Here’s where the conjecture comes in. I find it hard to believe that either Jackie or Stan traveled in circles where they had direct contact with a rolodex full of women of negotiable morals. Although your parents are, inherently, unknowable. I find it easier to believe that in the manufacturing business they had come across someone who did have that access, and could provide it to them for a cut.

And that somehow Jackie had maintained that relationship and was able to leverage it for a murder or maiming for hire scheme 20+ years later?

It doesn’t make any sense, but any other potential explanation seems both less plausible and more frightening. So I’m going to stick with this. The stories we tell ourselves.

Coda

How did this eventually all wrap up? As I mentioned, it took over a decade but the IRS finally got to Dr. Howard. Which validated, I think, our decision to let it go. If it took the IRS, with their vast resources, ten years, what could we have accomplished?

We survived the dark years in the immediate aftermath and went on to other exciting adventures and exploits, without ever once getting within hailing distance of a fucking. So, yay us.

The contract for Dorothy Jones and Co eventually lapsed and Dorothy got the rights to her name back, although that didn’t make much practical difference. Her Broadway career as a costumer didn’t require that she market herself by name, but it did make the decision to relocate to New York before the shit hit the fan look prescient.

Some years after all of this Dr. Howard tracks us down and calls. I pick up the phone, and he explains that he’s had a come-to-Jesus moment, or whatever a Jewish doctor has, and he’d like to meet with Dorothy, in a very public place of her choosing, so he can apologize for his foul deeds in person.

I tell him that the forgiveness he’s seeking is between him and his god, and we’ll have nothing to do with it. Above our pay grade. Instead, I suggested that he might go fuck himself. Although I’d have taken cash, had it been offered. Pointedly, it was not.

The entire episode isn’t so much a funny or sad or angry story anymore. It’s just a fact from our past, however much it’s informed our ongoing present. All I can say is that it’s nice to be past the part of our lives where the knowledge and wisdom we picked up at such cost matters. It’s good to be old.

  1. Anonymous

    Still processing. My evil twin wishes that good old mum had taken the bull by the horns. I am gobsmacked by the chutzpah and energy you showed throughout this epic saga!

    • marknevelow

      Children. We just didn’t know any better. That’s what allowed us to pull it off, but also how we put ourselves in position to be screwed. Yin and fucking yang.

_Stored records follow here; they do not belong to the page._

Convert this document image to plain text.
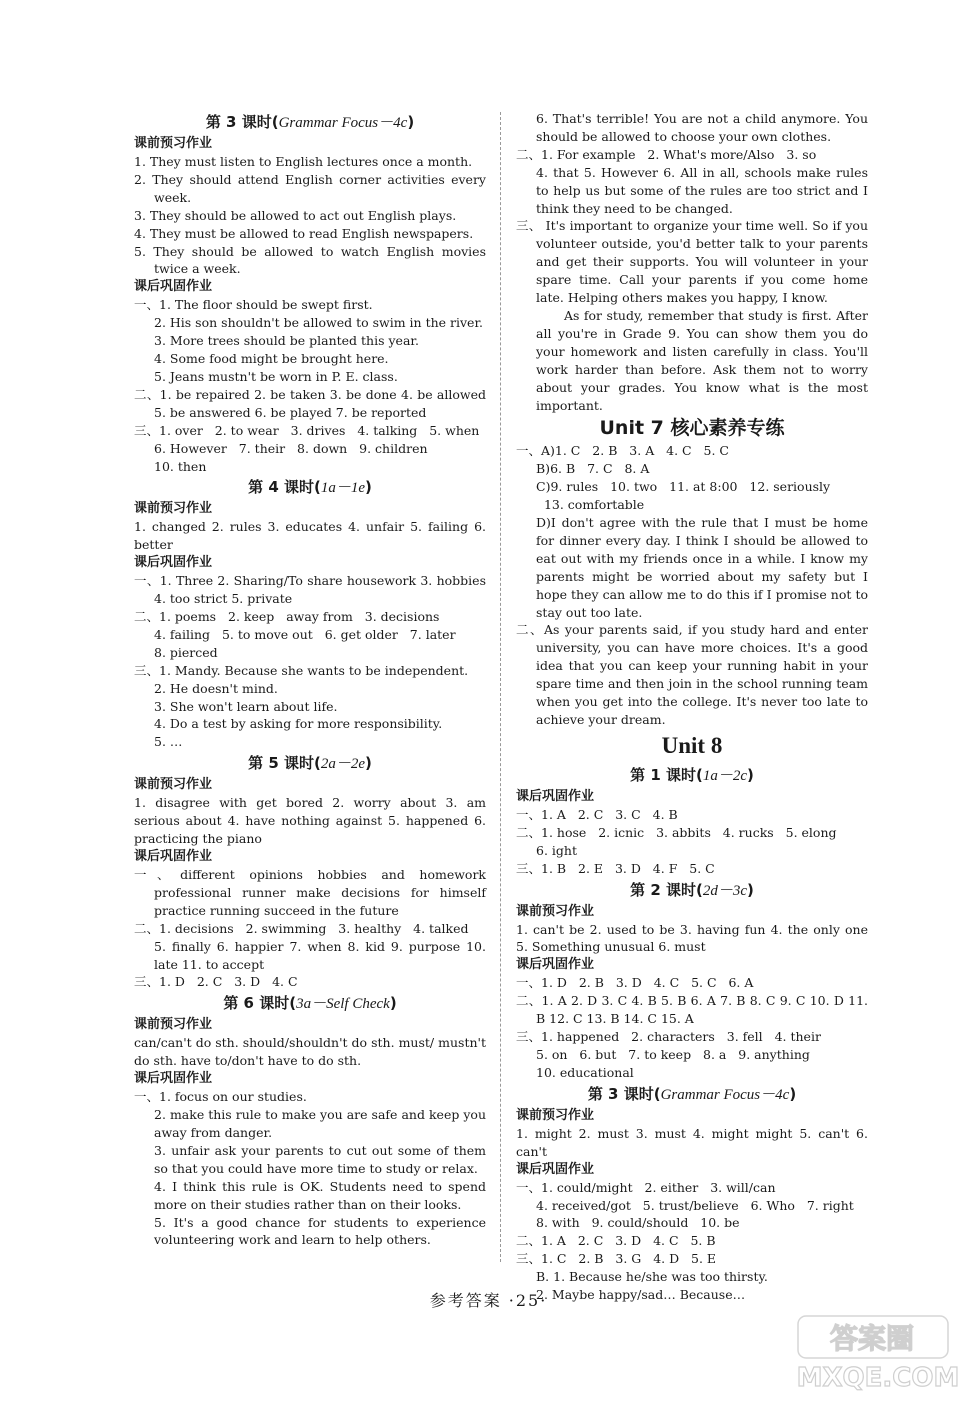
第 3 课时(Grammar Focus－4c)
课前预习作业
1. They must listen to English lectures once a month.
2. They should attend English corner activities every week.
3. They should be allowed to act out English plays.
4. They must be allowed to read English newspapers.
5. They should be allowed to watch English movies twice a week.
课后巩固作业
一、1. The floor should be swept first.
2. His son shouldn't be allowed to swim in the river.
3. More trees should be planted this year.
4. Some food might be brought here.
5. Jeans mustn't be worn in P. E. class.
二、1. be repaired 2. be taken 3. be done 4. be allowed 5. be answered 6. be played 7. be reported
三、1. over   2. to wear   3. drives   4. talking   5. when
6. However   7. their   8. down   9. children
10. then
第 4 课时(1a－1e)
课前预习作业
1. changed 2. rules 3. educates 4. unfair 5. failing 6. better
课后巩固作业
一、1. Three 2. Sharing/To share housework 3. hobbies 4. too strict 5. private
二、1. poems   2. keep   away from   3. decisions
4. failing   5. to move out   6. get older   7. later
8. pierced
三、1. Mandy. Because she wants to be independent.
2. He doesn't mind.
3. She won't learn about life.
4. Do a test by asking for more responsibility.
5. …
第 5 课时(2a－2e)
课前预习作业
1. disagree with get bored 2. worry about 3. am serious about 4. have nothing against 5. happened 6. practicing the piano
课后巩固作业
一、different opinions hobbies and homework professional runner make decisions for himself practice running succeed in the future
二、1. decisions   2. swimming   3. healthy   4. talked
5. finally 6. happier 7. when 8. kid 9. purpose 10. late 11. to accept
三、1. D   2. C   3. D   4. C
第 6 课时(3a－Self Check)
课前预习作业
can/can't do sth. should/shouldn't do sth. must/ mustn't do sth. have to/don't have to do sth.
课后巩固作业
一、1. focus on our studies.
2. make this rule to make you are safe and keep you away from danger.
3. unfair ask your parents to cut out some of them so that you could have more time to study or relax.
4. I think this rule is OK. Students need to spend more on their studies rather than on their looks.
5. It's a good chance for students to experience volunteering work and learn to help others.
6. That's terrible! You are not a child anymore. You should be allowed to choose your own clothes.
二、1. For example   2. What's more/Also   3. so
4. that 5. However 6. All in all, schools make rules to help us but some of the rules are too strict and I think they need to be changed.
三、 It's important to organize your time well. So if you volunteer outside, you'd better talk to your parents and get their supports. You will volunteer in your spare time. Call your parents if you come home late. Helping others makes you happy, I know.
As for study, remember that study is first. After all you're in Grade 9. You can show them you do your homework and listen carefully in class. You'll work harder than before. Ask them not to worry about your grades. You know what is the most important.
Unit 7 核心素养专练
一、A)1. C   2. B   3. A   4. C   5. C
B)6. B   7. C   8. A
C)9. rules   10. two   11. at 8:00   12. seriously
13. comfortable
D)I don't agree with the rule that I must be home for dinner every day. I think I should be allowed to eat out with my friends once in a while. I know my parents might be worried about my safety but I hope they can allow me to do this if I promise not to stay out too late.
二、As your parents said, if you study hard and enter university, you can have more choices. It's a good idea that you can keep your running habit in your spare time and then join in the school running team when you get into the college. It's never too late to achieve your dream.
Unit 8
第 1 课时(1a－2c)
课后巩固作业
一、1. A   2. C   3. C   4. B
二、1. hose   2. icnic   3. abbits   4. rucks   5. elong
6. ight
三、1. B   2. E   3. D   4. F   5. C
第 2 课时(2d－3c)
课前预习作业
1. can't be 2. used to be 3. having fun 4. the only one 5. Something unusual 6. must
课后巩固作业
一、1. D   2. B   3. D   4. C   5. C   6. A
二、1. A 2. D 3. C 4. B 5. B 6. A 7. B 8. C 9. C 10. D 11. B 12. C 13. B 14. C 15. A
三、1. happened   2. characters   3. fell   4. their
5. on   6. but   7. to keep   8. a   9. anything
10. educational
第 3 课时(Grammar Focus－4c)
课前预习作业
1. might 2. must 3. must 4. might might 5. can't 6. can't
课后巩固作业
一、1. could/might   2. either   3. will/can
4. received/got   5. trust/believe   6. Who   7. right
8. with   9. could/should   10. be
二、1. A   2. C   3. D   4. C   5. B
三、1. C   2. B   3. G   4. D   5. E
B. 1. Because he/she was too thirsty.
2. Maybe happy/sad… Because…
参考答案 ·25·
答案圈
MXQE.COM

      Also, had mom had the good doctor “taken care of,” the IRS would have turned to us for the unpaid payroll taxes. For so many reasons, I’m glad she kept her powder dry.

      • Susan

        Oh excellent! I adore all the details I never heard. It’s FASCINATING- all of it. But mostly because it is in your voice- which is very …specific. And I miss it. Like the deserts miss the rain. Bon Voyage!! May your next adventure bring you joy and most importantly far far away from this shit storm we call the USA.

        • marknevelow

          Can the rain miss the desert?

          Unintentionally, our departure date for Vietnam is January 6th. Who know if airplanes and airports will even work on the 7th?

          It’s funny. I had Dorothy fact check this post before publishing, and her response was, “Dude, you are way down in the weeds with this. Is that where you want to be?” But I kind of think it’s the weeds that make this story interesting. The arc is easy to sum up, but the weeds, I think, are the meat. I’m glad you were entertained.